“How is my business doing?”
This is a pressing question which every leader wants answers to because they give the leaders insights into the health of the business.
The best indicator of a business’ performance, apart from revenue, is how customers perceive it. This is why businesses try measuring customer satisfaction surveys through questionnaires and phone calls.
The problems with depending heavily on this approach are as follows:
- Most numbers of customers don’t respond to initiatives of measuring customer satisfaction. Only the ones that are very happy or unhappy with the service will do so, which comprise less than 10 percent of the volume reached out to. As a result, companies could make broader decisions based on a tiny subset of data.
- Leaders might assume that everything is fine since their personal relations with customers are good. But being too close makes them miss red flags which indicate that the customer is turning unhappy and might switch to a competitor.
- Companies could ask vague questions in their customer satisfaction questionnaires and get answers that satisfy their egos. But it doesn’t give specific insights into why customers are happy or unhappy, and companies are caught napping when customers quietly switch to a competitor.
This is not to downplay the importance of customer satisfaction surveys. They are important. But companies should avoid relying too heavily on these surveys.
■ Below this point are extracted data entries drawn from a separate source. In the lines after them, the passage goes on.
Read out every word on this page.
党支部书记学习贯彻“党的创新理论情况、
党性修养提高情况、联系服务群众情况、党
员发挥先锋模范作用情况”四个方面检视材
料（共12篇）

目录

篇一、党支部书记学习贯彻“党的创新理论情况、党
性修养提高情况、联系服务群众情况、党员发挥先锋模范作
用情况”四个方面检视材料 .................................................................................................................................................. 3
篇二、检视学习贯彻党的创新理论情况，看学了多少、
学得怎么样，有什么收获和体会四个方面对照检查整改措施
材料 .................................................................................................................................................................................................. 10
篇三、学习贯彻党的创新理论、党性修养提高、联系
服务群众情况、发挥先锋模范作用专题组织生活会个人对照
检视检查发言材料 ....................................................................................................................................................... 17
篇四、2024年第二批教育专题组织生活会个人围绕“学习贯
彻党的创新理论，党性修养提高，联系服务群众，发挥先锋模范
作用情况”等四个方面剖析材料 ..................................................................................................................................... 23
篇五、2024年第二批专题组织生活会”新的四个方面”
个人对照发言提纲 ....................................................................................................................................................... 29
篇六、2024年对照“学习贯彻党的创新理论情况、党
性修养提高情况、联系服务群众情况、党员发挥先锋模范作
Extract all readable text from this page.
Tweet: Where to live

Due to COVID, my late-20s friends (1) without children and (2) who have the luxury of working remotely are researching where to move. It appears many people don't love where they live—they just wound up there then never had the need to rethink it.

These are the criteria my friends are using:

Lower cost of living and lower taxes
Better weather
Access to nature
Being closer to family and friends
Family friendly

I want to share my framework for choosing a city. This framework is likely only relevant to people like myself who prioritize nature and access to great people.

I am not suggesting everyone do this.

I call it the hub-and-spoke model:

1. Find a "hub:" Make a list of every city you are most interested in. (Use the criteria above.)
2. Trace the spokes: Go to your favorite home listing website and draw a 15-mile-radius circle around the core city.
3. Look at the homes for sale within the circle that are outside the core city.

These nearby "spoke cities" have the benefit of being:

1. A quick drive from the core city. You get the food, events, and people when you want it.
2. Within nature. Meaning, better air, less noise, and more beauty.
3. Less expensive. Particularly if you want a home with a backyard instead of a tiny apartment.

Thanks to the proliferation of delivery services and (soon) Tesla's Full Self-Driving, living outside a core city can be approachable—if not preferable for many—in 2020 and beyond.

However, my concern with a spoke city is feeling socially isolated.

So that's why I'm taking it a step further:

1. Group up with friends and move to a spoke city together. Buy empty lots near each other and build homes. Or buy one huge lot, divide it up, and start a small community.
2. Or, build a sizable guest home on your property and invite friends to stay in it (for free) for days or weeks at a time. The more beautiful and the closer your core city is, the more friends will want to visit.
Otherwise, by the time they realize their mistakes in data analysis, it’s too late.
Here are five tangible metrics that your company can use to measure customer satisfaction and gauge your business health.
1. Repeat Purchases
If customers face a problem with your product, they may complain if the problem is of high concern for them. If they find a quicker alternative to their problem, they might not even complain.
You could solve your customers’ problems if you know about it, but you might not know whether they’re satisfied if they don’t respond to questionnaires or phone calls.
At such times, a simple way to check whether customers are happy with your resolution is whether they’ve purchased again from you or renewed their subscriptions. This is especially useful for e-commerce and subscription-based companies.
After you close a customer complaint ticket, track how long it takes for the customer purchases from you again. If it’s longer than the average frequency, follow up with them. You will enhance your customer’s experience by showing that you care.
2. Customer Wallet Share
Customers rarely make all their purchases from a single source. However, the quantity of their purchases is directly proportional to their trust level of the source.
An increase in customer spending on your products or services indicates that they’re highly satisfied with what you sell. Conversely, a reduction in spending means customers could be weighing other options or may have already found some.
For instance, when our CRM software customers purchase more licenses or more software from us, we get more share of their wallet because they’re satisfied with our existing product.
Track the results of your attempts to upsell/cross-sell to existing customers. A positive response indicates a positive customer satisfaction level.
3. Contribution to Turnover
Pareto’s Law states that 80% of results come from 20% causes. Similarly, around 80% of your revenue comes from 20% of your customers. (If you analyze your invoices, you’ll find a similar pattern.)
When customers become part of this 20%, it means you provide them with more than just a product that is easily available in the market.
Track how much quarterly revenue your important customers contribute to your overall turnover. An increase in revenue contribution is a positive sign. Stagnation or decrease should lead you to examine where you’re lacking in delivering value.
4. Number of Referrals Given
Highly satisfied customers don’t just open their wallets to you. They also generate a good number of referrals for you. Since you help such customers achieve their goals, they want to return the favor by helping you achieve yours.
It’s common knowledge that referrals are the most effective source of business. So, the more customers refer people in their circles to you, the higher their satisfaction level with your business.
Ask customers for referrals and record them. Also, when you get new inbound customers, ask them how they heard about you. Make generating referrals an integral part of your customer acquisition strategy not just for more business but also because it indicates that you’re keeping customers happy.
5. CSAT Scores
As I said, this post is not to downplay the importance of CSAT. Measuring CSAT is important. But numbers are useless by themselves. In order to make your CSAT surveys effective, you must know what the numbers mean.
Identify which aspects will give you information on how you can enhance customer experience is important to make the activity effective. Ask customers specific questions about your product and open the floor for feedback.
Then analyze the responses in your software, identify patterns and work on them to enhance the customer experience. Thus, you’ll give your business a direction based on data instead of playing the guessing game.
The popular saying goes, “don’t put all your eggs in a single basket.” Similarly, don’t rely on a single metric to track how your business is doing.
Use a combination of two or three (or all) of the above metrics so that you can stay ahead of the curve.